Upgrading. Repetition and reciprocity alone will not take a relationship to a deeper level. Some action that redefines the relationship may be required.

When George and I were planning our wedding, a friend accidentally mentioned it to my dance group. I had only known these women for several month and had not intended to invite them. I saw them as acquaintances not friends. But they were so enthusiastic, so willing to get on board and pitch in, that I opened to the idea. Their coming to my wedding and meeting my family and personal community redefined our relationship. Our relationship upgraded from acquaintances to friends.

Intimacy and Trust. Caregiving, death and grief are very private experiences that require both intimacy and trust. Like upgrading, some significant action must happen that takes relationship to a deeper level.

Shortly before Marianne found out her cancer had returned, she traveled with us (my husband George and I) and our mutual friend Sikha to the wedding of another friend in Grass Valley, CA. It involved a 3-hour drive and an overnight.

The wedding was particularly hard for Marianne because she was single now, having broken up with her long-term boyfriend. Also she had recently navigated the treatment of an operable cancer pretty much on her own. She seemed tired and fragile.

After the wedding, we decided to spend an extra night at Sierra Hot Springs.

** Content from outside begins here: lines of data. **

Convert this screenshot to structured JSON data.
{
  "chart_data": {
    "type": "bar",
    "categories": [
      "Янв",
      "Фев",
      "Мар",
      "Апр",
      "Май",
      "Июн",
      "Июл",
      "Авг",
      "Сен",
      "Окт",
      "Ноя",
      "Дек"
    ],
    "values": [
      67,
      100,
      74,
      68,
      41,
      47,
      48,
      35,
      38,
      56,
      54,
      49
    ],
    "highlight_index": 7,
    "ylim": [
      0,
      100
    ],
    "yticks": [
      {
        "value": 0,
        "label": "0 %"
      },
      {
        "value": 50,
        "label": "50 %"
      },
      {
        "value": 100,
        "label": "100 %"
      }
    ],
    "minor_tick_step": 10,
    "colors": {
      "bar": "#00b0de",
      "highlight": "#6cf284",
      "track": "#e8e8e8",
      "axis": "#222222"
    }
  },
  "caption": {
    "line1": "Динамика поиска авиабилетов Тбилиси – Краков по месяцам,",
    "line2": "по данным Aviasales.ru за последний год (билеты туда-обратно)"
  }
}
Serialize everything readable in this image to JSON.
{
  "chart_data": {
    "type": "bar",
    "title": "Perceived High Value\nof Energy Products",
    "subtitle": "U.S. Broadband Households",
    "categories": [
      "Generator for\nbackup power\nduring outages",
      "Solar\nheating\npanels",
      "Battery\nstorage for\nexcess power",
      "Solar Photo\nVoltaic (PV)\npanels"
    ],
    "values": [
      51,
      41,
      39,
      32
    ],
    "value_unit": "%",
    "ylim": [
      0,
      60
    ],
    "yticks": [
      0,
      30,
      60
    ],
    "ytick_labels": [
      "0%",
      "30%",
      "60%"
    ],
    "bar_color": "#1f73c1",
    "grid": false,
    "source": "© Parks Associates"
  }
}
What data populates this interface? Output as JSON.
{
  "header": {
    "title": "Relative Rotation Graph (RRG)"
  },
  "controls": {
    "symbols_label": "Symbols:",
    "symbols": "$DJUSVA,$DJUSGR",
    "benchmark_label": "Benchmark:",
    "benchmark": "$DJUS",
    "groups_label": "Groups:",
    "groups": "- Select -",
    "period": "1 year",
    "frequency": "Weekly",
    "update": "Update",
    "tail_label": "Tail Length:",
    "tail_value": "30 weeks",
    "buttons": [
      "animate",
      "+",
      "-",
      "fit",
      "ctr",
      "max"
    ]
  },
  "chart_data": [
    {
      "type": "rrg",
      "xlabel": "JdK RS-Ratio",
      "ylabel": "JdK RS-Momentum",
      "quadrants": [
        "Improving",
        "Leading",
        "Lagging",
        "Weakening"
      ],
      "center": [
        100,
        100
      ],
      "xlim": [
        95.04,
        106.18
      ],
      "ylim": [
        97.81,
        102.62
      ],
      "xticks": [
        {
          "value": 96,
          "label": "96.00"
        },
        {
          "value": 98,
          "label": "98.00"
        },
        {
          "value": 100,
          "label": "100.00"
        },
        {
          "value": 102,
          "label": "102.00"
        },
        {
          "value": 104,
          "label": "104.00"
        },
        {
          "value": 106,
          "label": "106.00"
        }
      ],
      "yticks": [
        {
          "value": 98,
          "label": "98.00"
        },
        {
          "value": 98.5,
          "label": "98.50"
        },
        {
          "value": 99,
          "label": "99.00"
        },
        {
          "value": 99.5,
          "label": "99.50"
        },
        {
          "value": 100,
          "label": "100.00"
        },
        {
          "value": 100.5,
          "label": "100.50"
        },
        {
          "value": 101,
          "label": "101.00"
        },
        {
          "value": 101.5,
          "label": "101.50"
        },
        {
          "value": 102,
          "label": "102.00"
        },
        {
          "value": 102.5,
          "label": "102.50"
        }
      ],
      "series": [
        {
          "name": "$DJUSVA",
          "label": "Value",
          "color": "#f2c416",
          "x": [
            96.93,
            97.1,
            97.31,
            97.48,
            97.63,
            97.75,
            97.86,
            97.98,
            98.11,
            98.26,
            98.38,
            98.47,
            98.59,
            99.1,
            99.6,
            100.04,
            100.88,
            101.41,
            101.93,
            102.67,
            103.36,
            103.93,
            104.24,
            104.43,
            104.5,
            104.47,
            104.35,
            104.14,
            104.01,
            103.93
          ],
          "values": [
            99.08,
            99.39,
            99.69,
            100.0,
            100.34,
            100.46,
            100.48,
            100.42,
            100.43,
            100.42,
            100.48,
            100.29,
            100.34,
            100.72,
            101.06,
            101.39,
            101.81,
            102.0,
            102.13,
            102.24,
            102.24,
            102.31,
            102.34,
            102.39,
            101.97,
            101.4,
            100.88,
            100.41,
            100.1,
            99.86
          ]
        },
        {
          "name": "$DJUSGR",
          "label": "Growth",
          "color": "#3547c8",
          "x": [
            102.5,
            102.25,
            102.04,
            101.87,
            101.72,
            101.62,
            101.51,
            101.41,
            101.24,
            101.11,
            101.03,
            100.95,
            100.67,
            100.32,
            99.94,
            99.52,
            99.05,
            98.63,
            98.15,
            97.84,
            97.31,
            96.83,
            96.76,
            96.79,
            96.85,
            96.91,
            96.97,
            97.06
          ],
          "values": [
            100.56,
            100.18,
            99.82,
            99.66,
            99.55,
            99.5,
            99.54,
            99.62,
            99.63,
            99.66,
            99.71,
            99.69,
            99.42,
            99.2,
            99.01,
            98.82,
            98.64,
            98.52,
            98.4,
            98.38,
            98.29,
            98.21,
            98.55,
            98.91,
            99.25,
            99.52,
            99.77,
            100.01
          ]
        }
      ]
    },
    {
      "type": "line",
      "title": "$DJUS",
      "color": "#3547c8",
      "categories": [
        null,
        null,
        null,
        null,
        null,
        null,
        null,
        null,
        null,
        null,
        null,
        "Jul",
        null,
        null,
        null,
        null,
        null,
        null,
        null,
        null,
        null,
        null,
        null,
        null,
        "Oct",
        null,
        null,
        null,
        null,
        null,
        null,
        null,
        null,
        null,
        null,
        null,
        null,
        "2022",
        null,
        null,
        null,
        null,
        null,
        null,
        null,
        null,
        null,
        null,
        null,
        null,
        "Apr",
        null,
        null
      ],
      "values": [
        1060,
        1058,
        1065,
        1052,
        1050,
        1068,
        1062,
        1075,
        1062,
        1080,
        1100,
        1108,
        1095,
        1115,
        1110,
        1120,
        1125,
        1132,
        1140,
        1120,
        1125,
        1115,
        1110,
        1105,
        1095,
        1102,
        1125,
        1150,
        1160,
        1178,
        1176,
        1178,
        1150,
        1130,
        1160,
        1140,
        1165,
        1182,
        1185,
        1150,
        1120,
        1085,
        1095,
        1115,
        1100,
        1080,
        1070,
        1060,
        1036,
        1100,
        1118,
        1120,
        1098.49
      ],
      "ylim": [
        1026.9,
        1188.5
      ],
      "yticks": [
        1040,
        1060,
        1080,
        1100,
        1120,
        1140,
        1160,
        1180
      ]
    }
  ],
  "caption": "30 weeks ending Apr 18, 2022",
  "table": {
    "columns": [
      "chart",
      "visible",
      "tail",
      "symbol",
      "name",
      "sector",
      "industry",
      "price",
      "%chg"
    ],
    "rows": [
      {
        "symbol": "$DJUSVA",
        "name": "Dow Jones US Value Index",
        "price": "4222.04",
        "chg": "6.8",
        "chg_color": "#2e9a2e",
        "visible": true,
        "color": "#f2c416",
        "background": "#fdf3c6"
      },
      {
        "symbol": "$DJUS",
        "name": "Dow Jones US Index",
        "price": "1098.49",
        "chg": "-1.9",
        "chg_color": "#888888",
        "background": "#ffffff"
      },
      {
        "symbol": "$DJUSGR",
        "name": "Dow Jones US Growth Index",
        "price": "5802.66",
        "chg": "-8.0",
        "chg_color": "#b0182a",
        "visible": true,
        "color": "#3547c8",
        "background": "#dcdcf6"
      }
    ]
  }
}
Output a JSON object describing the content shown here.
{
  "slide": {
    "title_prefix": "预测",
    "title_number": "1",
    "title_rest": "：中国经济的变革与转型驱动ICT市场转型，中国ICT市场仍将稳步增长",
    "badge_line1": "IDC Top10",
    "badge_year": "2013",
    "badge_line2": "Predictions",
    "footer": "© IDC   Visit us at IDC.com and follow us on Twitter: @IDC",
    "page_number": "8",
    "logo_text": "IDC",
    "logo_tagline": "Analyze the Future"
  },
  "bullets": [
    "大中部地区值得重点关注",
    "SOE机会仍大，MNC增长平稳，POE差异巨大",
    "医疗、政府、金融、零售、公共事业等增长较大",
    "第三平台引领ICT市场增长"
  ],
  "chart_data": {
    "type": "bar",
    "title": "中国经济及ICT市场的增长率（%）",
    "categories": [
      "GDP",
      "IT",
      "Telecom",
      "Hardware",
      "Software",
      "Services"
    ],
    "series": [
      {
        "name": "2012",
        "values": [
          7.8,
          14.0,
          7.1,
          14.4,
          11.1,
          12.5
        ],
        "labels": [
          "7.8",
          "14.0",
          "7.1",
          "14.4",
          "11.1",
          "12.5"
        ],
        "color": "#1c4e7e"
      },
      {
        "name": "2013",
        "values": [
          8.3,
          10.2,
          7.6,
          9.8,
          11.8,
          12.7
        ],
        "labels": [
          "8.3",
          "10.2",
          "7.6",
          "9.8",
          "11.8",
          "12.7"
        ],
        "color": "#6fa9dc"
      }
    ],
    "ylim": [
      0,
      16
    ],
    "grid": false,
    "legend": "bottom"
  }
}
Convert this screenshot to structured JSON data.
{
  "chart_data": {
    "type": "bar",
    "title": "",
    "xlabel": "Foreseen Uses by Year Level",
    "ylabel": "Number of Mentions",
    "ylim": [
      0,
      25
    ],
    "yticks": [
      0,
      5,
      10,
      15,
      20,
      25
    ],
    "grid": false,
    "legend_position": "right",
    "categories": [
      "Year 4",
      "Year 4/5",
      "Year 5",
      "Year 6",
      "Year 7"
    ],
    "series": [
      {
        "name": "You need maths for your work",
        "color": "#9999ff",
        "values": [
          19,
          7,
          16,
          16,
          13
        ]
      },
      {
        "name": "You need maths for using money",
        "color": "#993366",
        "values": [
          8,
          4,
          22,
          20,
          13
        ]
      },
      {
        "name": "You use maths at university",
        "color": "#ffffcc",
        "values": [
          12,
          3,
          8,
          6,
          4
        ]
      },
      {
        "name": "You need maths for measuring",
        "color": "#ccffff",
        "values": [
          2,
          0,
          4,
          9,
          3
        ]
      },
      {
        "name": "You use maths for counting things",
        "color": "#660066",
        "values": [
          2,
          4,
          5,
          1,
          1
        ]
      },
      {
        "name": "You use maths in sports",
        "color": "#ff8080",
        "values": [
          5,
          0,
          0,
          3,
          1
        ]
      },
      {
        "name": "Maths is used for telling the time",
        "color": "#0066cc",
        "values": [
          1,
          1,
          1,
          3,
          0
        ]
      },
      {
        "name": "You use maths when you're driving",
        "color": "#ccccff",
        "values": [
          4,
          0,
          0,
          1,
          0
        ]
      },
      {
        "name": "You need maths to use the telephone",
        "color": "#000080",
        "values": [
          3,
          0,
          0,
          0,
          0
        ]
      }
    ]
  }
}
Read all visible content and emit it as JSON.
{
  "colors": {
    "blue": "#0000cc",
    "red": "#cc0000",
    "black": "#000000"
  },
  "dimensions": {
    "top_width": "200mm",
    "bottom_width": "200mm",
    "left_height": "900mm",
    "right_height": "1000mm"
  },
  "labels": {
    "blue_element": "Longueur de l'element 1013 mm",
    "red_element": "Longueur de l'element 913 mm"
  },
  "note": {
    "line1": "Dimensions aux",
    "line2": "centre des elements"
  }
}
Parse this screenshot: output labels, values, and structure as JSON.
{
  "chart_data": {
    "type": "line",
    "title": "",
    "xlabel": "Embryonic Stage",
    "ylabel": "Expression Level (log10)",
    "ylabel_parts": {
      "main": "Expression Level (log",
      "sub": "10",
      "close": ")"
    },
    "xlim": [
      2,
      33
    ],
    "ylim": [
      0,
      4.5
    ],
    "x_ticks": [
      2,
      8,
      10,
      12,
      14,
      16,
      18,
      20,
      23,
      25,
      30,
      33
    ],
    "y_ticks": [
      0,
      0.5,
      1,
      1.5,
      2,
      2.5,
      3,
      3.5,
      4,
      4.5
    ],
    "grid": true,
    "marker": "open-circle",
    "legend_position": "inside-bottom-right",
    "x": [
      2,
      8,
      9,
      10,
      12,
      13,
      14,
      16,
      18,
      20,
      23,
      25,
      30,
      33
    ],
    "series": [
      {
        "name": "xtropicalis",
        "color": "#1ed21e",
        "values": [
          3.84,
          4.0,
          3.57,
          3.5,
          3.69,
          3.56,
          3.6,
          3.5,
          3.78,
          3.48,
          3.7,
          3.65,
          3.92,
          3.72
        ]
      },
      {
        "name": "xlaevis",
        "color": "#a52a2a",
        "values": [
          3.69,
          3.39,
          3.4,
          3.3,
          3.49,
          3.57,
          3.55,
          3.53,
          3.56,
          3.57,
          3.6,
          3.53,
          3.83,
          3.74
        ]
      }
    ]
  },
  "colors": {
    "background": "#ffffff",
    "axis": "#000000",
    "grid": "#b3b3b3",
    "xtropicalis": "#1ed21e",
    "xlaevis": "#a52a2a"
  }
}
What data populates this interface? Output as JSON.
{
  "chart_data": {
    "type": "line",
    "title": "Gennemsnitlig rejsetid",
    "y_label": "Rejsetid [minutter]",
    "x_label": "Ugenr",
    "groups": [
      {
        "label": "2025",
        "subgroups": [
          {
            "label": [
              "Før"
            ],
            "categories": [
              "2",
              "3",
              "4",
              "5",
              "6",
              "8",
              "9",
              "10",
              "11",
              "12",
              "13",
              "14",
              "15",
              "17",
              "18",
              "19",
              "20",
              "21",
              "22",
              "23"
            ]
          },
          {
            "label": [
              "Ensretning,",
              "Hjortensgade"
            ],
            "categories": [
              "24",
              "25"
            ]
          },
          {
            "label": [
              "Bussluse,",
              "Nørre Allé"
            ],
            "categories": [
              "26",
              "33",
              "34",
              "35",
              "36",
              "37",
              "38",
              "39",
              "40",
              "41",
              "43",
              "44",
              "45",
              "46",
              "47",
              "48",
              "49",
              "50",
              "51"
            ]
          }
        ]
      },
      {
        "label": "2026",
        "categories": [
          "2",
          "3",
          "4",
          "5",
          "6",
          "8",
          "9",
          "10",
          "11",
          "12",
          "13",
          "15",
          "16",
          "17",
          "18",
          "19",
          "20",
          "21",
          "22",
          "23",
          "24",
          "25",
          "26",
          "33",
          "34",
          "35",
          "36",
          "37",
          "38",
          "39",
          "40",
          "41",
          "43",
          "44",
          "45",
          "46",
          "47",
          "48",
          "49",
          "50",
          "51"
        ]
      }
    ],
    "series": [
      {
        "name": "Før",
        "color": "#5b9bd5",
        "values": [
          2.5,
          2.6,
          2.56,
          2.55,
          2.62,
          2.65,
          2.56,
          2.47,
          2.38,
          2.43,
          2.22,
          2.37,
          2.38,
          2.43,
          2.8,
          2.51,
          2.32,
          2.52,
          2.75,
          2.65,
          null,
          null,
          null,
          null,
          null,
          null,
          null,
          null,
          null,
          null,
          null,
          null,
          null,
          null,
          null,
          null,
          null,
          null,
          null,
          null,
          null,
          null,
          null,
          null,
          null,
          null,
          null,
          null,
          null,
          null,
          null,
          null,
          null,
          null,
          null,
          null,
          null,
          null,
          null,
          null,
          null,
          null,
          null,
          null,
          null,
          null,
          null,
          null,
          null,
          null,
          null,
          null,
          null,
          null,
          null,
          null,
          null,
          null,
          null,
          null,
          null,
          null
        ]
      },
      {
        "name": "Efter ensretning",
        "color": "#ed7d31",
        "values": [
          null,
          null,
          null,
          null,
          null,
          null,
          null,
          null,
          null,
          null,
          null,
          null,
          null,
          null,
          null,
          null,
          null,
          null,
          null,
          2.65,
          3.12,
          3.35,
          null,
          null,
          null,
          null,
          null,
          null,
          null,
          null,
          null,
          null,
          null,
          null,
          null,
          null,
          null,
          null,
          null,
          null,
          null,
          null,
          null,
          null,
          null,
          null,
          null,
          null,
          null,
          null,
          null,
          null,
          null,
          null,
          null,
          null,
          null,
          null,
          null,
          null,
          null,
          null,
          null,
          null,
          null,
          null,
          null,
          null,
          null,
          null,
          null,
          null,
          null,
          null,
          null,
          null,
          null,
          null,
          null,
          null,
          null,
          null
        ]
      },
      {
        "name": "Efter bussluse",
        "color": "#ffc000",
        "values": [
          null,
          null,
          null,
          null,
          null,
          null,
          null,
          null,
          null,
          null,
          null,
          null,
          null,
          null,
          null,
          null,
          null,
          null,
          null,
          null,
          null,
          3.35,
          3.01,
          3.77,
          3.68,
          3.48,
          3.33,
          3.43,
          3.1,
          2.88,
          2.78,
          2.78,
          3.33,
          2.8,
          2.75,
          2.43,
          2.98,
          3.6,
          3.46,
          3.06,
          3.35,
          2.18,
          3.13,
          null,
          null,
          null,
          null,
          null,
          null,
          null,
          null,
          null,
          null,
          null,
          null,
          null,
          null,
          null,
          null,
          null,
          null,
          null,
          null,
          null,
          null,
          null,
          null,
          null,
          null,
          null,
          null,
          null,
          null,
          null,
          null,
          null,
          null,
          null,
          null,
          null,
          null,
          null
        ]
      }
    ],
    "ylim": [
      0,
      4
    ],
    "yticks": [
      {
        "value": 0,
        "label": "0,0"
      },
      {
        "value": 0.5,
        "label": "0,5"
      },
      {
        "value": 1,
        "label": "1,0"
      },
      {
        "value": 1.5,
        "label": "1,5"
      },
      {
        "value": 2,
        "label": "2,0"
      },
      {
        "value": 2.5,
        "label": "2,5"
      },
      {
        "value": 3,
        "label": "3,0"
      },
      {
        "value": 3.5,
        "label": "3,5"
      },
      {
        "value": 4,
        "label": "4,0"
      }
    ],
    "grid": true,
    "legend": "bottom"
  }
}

Through the hours of traveling together, sharing meals and hot tub bathing, a group closeness evolved.

While preparing for sleep in our one-room cabin, George noticed Marianne huddled in bed and very quiet. Guided by intuition, he got into her bed and held her in his arms. She broke into tears, great heaving sobs. He held her close until she was finished. Wiping away the tears, she thanked him for the hug. He said, “You looked like you could use a little contact, I hope that was alright.” .

Later she asked me if I was ok with what George did. I said, “Of course. I totally trust him.” After that we became her primary support until she died. I believe that George’s action was a turning point. A boundary was crossed and a deep intimacy and trust blossomed.

Creating and nurturing relationships takes effort. It is all too easy to get comfortable with the status quo — to be super busy and then collapse in front of the TV or computer. The rewards of connection, however, are well worth it both for the present and in preparing for the future. We really do need each other to survive.

So what are you waiting for? Who do you need to call?